I will watch any sci-fi/fantasy serial/film I can find. Unfortunately I can’t afford to subscribe any of those new-fangled ‘packages’ from people like Sky. All I have is Freeview, but even that has quite a few channels on it. Being Freeview-limited does mean you have to rummage around the channels searching, searching, searching… till up pops yet another set of random repeats of Star Trek, Andromeda, Stargate Atlantis, Farscape, Heroes or The X-Files. They are often shown out of sequence – so you get part II before part I of a two-parter, or you never do get part II, or you suddenly find characters who were drained of their vital energy, zapped, phasered or incorporated into some mechanical hive-mind with tubes coming out of their ears, by Wraith, Daleks, Klingons, Borg or whatever two episodes back re-entering the plot, large as life, tube-free, and with no explanation or you find new characters suddenly there and you find yourself yelling ‘Who are you, for God’s sake?’ Although on second thoughts, maybe that’s part of the fun.

Also part of the fun are the logic holes and plot malfunctions.
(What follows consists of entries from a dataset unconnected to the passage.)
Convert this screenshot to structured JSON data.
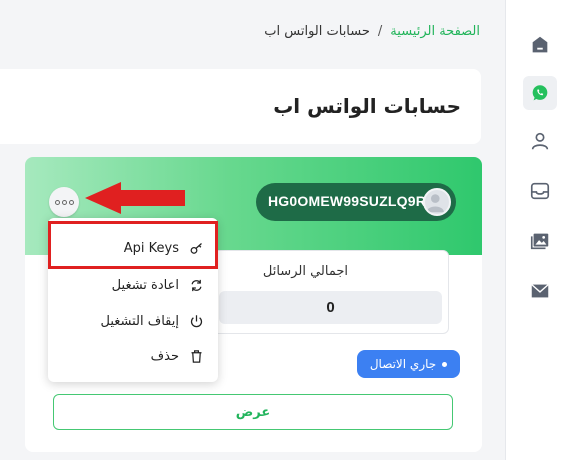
{
  "breadcrumb": {
    "home": "الصفحة الرئيسية",
    "separator": "/",
    "current": "حسابات الواتس اب"
  },
  "page": {
    "title": "حسابات الواتس اب"
  },
  "sidebar": {
    "items": [
      {
        "icon": "home-icon",
        "active": false
      },
      {
        "icon": "whatsapp-icon",
        "active": true
      },
      {
        "icon": "user-icon",
        "active": false
      },
      {
        "icon": "inbox-icon",
        "active": false
      },
      {
        "icon": "gallery-icon",
        "active": false
      },
      {
        "icon": "mail-icon",
        "active": false
      }
    ]
  },
  "account": {
    "id": "HG0OMEW99SUZLQ9R",
    "stats_label": "اجمالي الرسائل",
    "stats_value": "0",
    "status": "جاري الاتصال",
    "view_label": "عرض"
  },
  "menu": {
    "items": [
      {
        "label": "Api Keys",
        "icon": "key-icon"
      },
      {
        "label": "اعادة تشغيل",
        "icon": "restart-icon"
      },
      {
        "label": "إيقاف التشغيل",
        "icon": "power-icon"
      },
      {
        "label": "حذف",
        "icon": "trash-icon"
      }
    ]
  },
  "colors": {
    "accent": "#21b45a",
    "header_dark": "#1e6b47",
    "status_blue": "#3c80f2",
    "highlight_red": "#e02020"
  }
}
These do tend to leap out at people who write but somehow… it doesn’t matter. And the make-up. They can sometimes go too far with this, particularly the green stuff. There’s this race of seductive green women: they always wreak havoc among the menfolk. Apparently they give off some kind of pheromone that only Vulcans can resist. Vulcans can resist most things. Those women are just too green, and too thickly-green. I mean, they look sweaty. Pheromones or no, who in their right mind would want to entwine with one of those?
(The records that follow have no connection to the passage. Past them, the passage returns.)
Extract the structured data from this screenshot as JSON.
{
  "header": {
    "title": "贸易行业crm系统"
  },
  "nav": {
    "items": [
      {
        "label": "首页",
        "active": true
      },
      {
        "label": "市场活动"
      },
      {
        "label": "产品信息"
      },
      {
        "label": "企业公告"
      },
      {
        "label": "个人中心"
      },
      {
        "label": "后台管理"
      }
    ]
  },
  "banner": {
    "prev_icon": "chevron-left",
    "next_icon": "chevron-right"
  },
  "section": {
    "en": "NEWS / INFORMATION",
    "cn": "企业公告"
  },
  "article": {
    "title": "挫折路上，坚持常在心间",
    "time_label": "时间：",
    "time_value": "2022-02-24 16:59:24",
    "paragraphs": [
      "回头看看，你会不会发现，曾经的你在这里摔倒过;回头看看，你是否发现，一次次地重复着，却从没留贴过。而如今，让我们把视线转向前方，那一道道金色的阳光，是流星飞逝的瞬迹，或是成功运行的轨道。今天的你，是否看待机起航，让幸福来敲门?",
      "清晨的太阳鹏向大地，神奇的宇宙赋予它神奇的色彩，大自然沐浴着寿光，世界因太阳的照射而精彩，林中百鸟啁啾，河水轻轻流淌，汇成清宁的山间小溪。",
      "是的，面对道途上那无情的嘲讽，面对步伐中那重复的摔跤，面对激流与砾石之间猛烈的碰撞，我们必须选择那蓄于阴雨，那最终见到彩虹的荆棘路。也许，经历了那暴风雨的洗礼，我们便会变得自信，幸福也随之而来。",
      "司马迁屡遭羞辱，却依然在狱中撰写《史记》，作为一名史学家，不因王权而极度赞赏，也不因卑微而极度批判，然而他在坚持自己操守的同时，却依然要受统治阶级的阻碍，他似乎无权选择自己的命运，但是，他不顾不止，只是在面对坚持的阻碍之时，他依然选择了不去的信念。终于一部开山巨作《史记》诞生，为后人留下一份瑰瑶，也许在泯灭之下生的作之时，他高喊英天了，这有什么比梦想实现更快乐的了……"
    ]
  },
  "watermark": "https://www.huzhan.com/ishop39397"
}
Then there are the films. Another item I can’t afford nowadays. The nearest cinema is, like, hundreds of miles away? (The interjected ‘like’ plus upward inflection is so catching, like, isn’t it?) However, stuff pops up on TV. The only trouble is, because of having no Radio Times and my own habit of random sitting down, tuning in and tuning out depending on whether I’m in the middle of writing something, I tend to miss the beginnings of films. But no matter, I watch the ending, then wait for the beginning, the middle, or whichever bit I didn’t catch. I must be the only person on earth who loved Waterworld. I watched Avatar in three non-sequential instalments (wonderful film, all those lovely blue creatures with tails… and the flying) and that one with Jenny Agutter, much younger and in an inadequate sea-green tabard and… whatisname, the blonde, Germanic-looking chap with a single expression throughout… Logan’s Run… I collected that in four or five instalments. The record must go to The Fifth Element, though. I can’t remember how many times I’ve watched random bits of that and I still keep discovering new bits. I just love Bruce Willis in that orange vest. Bruce Willis seems to have been created especially for the vest. And those costumes! Jean Paul Gautier.

And then there are other guilty pleasures. Did I ever tell my friends that I watch every single episode of Ice Road Truckers I can get my hands on? Possibly not, but I have now. Did I confess to The Big Bang Theory (I am Sheldon Cooper’s biggest fan) or that animation The Snowman (every Christmas) and its twin animation The Bear (every other Christmas)? Did I ever confess to watching every single romantic, cheesy American Christmas movie ever made, sometimes several times over? If one of those appears of an afternoon, no writing is likely to be done.

And while we’re about it, Love Actually. I have got to the stage with Love Actually where I know most of the lines by heart. I am actually genuinely bored with Love Actually but somehow I can’t not watch it. And I still stifle sobs in the bedroom with Emma Thompson, when she discovers that her beloved Alan Rickman has bought her a Joni Mitchell CD for Christmas but an expensive necklace for the tarty PA. That must be one of the best bits of acting ever. And yes, I still laugh at a shot-away Bill Nighy’s multiple attempts to record a Christmas cover-version of Love Is All Around Us. Don’t you?